Pierre Guyotat Eden,
Eden, Eden mise en scène de Jean-Luc
Terrade Présentation
:
Note
d'intention Pierre Guyotat ou la nécessité théâtrale
"[...]
il faut "entrer" dans le langage de Guyotat : non pas y croire, être
complice d'une illusion, participer à un fantasme, mais écrire ce
langage avec lui, à sa place, le signer en même temps que lui."
Roland
Barthes, Ce qu'il advient au signifiant. Préface d'Eden, Eden,
Eden.
Le texte de Guyotat est un souffle
où l'on a d'abord l'impression que les mots ne peuvent pas être dits
et du coup pas entendus, à la limite de l'audible. Pour dépasser
l'inévitable sentiment de provocation et d'arrogance, induite dans la vision
de cet Eden atroce, il faut accepter que chaque signe de ponctuation devienne
les inspirations, les expirations, les hoquets d'un souffle qui fait éclater
les formes, les marques, les taches, les contours, qui éclaboussent une
toile énorme impossible à peindre, insupportable à regarder.
Pour
comprendre la nécessité de celui qui écrit, il faut immanquablement
rencontrer quelqu'un qui parle, qui projette dans un espace qui résonne
devant celui qui écoute.
"J'éprouve actuellement
le besoin de le "voir"(le texte) et de le donner à voir publiquement." Vivre,
Janvier 1972.
Si les mots éclatent de toute leur brillance ("Le
délire est surbrillant") dans leurs entrechoquements, ils le sont
aussi exemplairement grâce aux signes innombrables qui les ponctuent et
le texte devient véritablement intelligible et nécessaire si la
rythmique se confond avec la respiration de celui qui parle. Guyotat bannit le
point de son texte : le point arrêterait le souffle, la mort arrête
la parole.
La nécessité littéraire d'Eden,
Eden, Eden devient une nécessité théâtrale.

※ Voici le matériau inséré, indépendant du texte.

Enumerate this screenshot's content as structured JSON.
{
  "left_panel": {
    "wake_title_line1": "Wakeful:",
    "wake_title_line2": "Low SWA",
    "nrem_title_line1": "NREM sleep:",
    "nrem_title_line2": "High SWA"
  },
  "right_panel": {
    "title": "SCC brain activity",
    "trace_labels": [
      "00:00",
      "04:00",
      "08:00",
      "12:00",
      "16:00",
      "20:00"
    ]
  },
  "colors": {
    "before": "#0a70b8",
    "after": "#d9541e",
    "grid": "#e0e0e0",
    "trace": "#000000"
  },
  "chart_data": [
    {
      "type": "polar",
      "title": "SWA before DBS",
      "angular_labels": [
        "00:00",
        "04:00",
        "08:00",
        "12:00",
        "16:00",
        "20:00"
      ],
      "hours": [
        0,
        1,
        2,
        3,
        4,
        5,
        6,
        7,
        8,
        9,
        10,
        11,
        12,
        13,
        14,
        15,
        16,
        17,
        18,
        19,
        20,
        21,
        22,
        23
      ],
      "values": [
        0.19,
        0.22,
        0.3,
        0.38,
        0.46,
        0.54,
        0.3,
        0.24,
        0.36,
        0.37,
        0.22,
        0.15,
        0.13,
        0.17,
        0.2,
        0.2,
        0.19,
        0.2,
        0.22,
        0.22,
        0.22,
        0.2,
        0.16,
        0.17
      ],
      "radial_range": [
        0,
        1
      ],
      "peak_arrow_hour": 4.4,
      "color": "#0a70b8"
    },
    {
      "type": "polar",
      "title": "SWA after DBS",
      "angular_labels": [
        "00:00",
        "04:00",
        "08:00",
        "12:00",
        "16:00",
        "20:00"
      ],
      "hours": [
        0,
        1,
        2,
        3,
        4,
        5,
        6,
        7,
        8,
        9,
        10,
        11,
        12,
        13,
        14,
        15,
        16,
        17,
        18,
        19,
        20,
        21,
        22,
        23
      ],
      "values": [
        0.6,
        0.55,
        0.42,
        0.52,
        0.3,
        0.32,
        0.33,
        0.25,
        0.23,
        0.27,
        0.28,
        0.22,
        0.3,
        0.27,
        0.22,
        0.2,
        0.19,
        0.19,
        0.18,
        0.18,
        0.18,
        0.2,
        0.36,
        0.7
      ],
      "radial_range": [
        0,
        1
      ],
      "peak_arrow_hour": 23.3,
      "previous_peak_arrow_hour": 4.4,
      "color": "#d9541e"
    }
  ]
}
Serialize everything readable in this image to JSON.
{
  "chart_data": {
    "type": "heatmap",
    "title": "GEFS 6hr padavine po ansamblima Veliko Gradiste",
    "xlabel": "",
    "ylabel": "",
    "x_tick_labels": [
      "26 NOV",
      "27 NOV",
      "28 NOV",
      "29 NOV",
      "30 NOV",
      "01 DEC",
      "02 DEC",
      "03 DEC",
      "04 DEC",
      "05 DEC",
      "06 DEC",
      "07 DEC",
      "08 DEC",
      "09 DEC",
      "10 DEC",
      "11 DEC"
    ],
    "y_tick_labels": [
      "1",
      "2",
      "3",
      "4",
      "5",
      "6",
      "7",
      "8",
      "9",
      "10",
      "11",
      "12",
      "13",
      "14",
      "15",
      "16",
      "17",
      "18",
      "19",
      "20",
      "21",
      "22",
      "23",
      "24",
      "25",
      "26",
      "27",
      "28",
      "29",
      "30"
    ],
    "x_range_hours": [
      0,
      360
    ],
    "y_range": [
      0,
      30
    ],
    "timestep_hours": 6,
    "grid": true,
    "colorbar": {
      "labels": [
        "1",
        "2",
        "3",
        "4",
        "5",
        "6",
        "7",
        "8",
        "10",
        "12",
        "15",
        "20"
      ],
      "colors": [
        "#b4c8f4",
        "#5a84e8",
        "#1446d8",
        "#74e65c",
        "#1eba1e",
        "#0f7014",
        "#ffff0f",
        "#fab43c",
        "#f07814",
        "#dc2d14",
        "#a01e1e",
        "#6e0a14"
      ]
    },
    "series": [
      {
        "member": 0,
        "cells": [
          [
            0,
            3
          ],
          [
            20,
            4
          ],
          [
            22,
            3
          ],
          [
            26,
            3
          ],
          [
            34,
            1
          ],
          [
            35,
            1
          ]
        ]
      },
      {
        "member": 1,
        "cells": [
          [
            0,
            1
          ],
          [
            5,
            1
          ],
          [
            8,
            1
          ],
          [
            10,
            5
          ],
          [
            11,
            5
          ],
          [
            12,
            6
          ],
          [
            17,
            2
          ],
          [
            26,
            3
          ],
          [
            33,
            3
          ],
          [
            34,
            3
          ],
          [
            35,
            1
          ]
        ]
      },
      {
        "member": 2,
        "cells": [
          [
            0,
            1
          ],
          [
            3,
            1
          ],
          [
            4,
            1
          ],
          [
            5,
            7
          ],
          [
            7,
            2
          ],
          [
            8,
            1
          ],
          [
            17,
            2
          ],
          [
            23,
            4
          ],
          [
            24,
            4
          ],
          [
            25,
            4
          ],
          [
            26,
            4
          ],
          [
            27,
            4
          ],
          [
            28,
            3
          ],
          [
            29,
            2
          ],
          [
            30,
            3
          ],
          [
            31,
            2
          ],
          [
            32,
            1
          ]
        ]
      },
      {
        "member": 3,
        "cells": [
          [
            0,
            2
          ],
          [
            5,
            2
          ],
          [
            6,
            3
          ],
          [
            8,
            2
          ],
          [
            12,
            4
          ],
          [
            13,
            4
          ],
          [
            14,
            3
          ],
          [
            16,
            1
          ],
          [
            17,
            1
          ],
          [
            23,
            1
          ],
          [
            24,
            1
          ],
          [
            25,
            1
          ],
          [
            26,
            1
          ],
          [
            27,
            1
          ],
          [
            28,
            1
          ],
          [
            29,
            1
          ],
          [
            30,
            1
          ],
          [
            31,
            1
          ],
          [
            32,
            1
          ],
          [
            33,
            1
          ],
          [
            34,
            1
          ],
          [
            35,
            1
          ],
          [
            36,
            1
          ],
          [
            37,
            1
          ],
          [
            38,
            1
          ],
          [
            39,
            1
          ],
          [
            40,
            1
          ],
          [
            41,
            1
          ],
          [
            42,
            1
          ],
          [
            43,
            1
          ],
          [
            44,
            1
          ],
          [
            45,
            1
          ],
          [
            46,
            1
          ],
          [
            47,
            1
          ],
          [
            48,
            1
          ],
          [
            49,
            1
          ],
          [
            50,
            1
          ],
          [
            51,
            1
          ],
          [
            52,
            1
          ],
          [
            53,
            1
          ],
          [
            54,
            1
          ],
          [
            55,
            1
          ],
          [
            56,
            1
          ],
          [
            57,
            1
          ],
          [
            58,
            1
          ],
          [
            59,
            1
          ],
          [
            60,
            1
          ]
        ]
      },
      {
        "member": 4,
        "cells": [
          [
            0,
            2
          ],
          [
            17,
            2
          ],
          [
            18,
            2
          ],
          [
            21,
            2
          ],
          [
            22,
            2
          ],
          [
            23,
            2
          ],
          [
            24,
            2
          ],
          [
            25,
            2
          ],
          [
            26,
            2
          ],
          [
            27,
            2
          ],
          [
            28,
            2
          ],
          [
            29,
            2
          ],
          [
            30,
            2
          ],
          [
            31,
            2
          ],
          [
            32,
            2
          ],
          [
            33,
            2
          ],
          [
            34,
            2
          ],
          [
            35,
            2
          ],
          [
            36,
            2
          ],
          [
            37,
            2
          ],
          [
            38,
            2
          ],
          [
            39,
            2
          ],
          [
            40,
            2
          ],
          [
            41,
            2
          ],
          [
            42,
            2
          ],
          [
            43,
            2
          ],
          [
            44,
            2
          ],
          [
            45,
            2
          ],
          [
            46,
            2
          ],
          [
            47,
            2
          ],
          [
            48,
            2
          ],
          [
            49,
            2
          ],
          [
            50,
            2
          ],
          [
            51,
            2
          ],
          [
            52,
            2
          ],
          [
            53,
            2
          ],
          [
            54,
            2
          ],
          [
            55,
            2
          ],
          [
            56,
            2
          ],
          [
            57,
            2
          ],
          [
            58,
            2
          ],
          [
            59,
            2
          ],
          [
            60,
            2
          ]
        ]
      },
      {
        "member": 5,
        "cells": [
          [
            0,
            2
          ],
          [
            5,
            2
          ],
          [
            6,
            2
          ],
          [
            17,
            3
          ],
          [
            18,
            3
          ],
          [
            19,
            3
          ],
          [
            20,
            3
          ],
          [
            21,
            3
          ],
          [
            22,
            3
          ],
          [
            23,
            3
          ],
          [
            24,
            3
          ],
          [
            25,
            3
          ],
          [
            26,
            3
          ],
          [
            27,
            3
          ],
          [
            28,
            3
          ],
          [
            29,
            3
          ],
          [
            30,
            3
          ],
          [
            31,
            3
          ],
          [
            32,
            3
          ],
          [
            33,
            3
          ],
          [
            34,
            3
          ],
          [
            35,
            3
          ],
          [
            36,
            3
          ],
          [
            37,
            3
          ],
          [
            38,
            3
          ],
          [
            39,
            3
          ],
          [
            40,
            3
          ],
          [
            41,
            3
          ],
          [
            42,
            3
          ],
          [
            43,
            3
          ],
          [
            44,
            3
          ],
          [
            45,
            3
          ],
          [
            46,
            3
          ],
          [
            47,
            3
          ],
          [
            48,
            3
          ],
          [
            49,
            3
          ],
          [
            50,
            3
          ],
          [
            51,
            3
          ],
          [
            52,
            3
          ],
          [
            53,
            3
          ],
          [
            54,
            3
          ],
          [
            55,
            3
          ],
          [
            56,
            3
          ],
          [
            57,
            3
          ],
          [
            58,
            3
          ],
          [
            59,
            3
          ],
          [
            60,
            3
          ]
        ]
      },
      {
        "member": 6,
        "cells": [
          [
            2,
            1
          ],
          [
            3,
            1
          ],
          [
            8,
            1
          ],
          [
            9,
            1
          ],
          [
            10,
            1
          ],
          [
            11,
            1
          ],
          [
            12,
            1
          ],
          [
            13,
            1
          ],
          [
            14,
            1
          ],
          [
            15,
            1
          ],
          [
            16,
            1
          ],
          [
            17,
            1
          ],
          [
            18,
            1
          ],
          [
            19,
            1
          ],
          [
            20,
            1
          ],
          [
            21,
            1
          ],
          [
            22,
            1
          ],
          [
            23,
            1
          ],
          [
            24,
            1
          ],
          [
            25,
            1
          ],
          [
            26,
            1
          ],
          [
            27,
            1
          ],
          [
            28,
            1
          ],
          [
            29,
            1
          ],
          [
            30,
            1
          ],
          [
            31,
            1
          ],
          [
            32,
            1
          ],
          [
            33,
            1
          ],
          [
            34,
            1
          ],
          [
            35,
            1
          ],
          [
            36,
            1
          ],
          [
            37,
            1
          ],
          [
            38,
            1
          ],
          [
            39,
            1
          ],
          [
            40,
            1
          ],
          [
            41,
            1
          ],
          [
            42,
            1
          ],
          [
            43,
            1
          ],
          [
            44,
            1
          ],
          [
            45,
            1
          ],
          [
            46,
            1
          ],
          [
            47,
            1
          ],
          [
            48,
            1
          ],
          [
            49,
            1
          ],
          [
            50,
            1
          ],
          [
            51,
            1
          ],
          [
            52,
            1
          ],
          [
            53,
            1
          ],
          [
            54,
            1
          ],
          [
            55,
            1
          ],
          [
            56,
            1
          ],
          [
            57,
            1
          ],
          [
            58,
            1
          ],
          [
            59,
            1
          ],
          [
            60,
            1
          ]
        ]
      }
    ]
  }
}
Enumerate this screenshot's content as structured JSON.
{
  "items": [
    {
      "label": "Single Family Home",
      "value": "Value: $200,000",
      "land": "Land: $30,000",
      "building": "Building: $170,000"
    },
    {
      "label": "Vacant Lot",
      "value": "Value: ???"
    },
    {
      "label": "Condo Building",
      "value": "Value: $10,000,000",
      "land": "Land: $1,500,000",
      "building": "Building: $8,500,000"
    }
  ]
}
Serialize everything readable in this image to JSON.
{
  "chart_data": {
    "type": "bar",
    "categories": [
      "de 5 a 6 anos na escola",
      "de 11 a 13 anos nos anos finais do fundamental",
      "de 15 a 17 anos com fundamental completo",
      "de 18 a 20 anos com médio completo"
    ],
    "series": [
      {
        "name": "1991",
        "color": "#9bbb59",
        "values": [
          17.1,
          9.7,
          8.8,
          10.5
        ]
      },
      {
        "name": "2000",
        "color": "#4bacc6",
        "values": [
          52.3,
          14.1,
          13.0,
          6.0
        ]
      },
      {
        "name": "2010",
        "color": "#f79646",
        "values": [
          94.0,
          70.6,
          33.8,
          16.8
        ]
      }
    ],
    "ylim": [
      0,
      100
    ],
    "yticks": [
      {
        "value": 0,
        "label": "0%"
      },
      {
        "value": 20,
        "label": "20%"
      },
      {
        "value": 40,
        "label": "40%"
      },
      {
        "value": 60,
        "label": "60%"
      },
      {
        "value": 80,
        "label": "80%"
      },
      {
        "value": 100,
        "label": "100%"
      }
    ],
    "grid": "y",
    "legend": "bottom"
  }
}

Cette toile impossible à peindre, ce "cela" qu'on ne peut
pas décrire, Guyotat nous dit de le souffler, de l'avaler pour l'expulser.
Matthieu
Boisset
"Et
maintenant nous ne sommes plus esclaves."
Il m'apparaît nécessaire
de faire entendre la parole de Guyotat avec Eden, Eden, Eden,
qui, écrit il y a déjà trente ans et bien qu'ancré
dans un contexte politique bien précis - la guerre d'Algérie - n'en
demeure pas moins d'une troublante vérité. Sans dire qu'on peut
trouver ici une exacte continuité dans mon travail, j'aimerais réaffirmer
ma volonté d'explorer (comme je l'ai fait autour de l'oeuvre de Sade dans
les années 90), en restant au plus près des mots de Guyotat, des
territoires sauvages, inhumains, hors-normes, non formatés ; d'aller remuer
la merde dans tous les sens du terme (et là je pense également à
Heiner Müller, que j'ai monté en 95).
C'est une exploration
de territoires interdits, dangereux, censurés, c'est une plongée
vertigineuse dans des interrogations, c'est aussi affronter la mort à travers
la sexualité, ou la sexualité à travers la mort, c'est
raconter l'horreur, le viol, la torture... C'est faire couler le sang, la sueur,
la morve, la pisse, la merde, le sperme, enfin toutes les matières des
plus nobles aux plus honteuses et qui pourtant sont toutes sources ou estuaires
de vie ! Certains ne mangent-ils pas le corps du Christ tous les dimanches
et ne boivent-ils pas son sang ?
C'est transgresser les lois, lever les
tabous, afin de retrouver un Eden perdu. C'est enfin tenter de faire révéler
en chacun de nous, en dépassant notre morale, notre propre honte, de l'accepter
pour qu'apparaîsse une autre pureté.
C'est tout simplement
faire parler une langue, un souffle, un être vivant , malgré tout.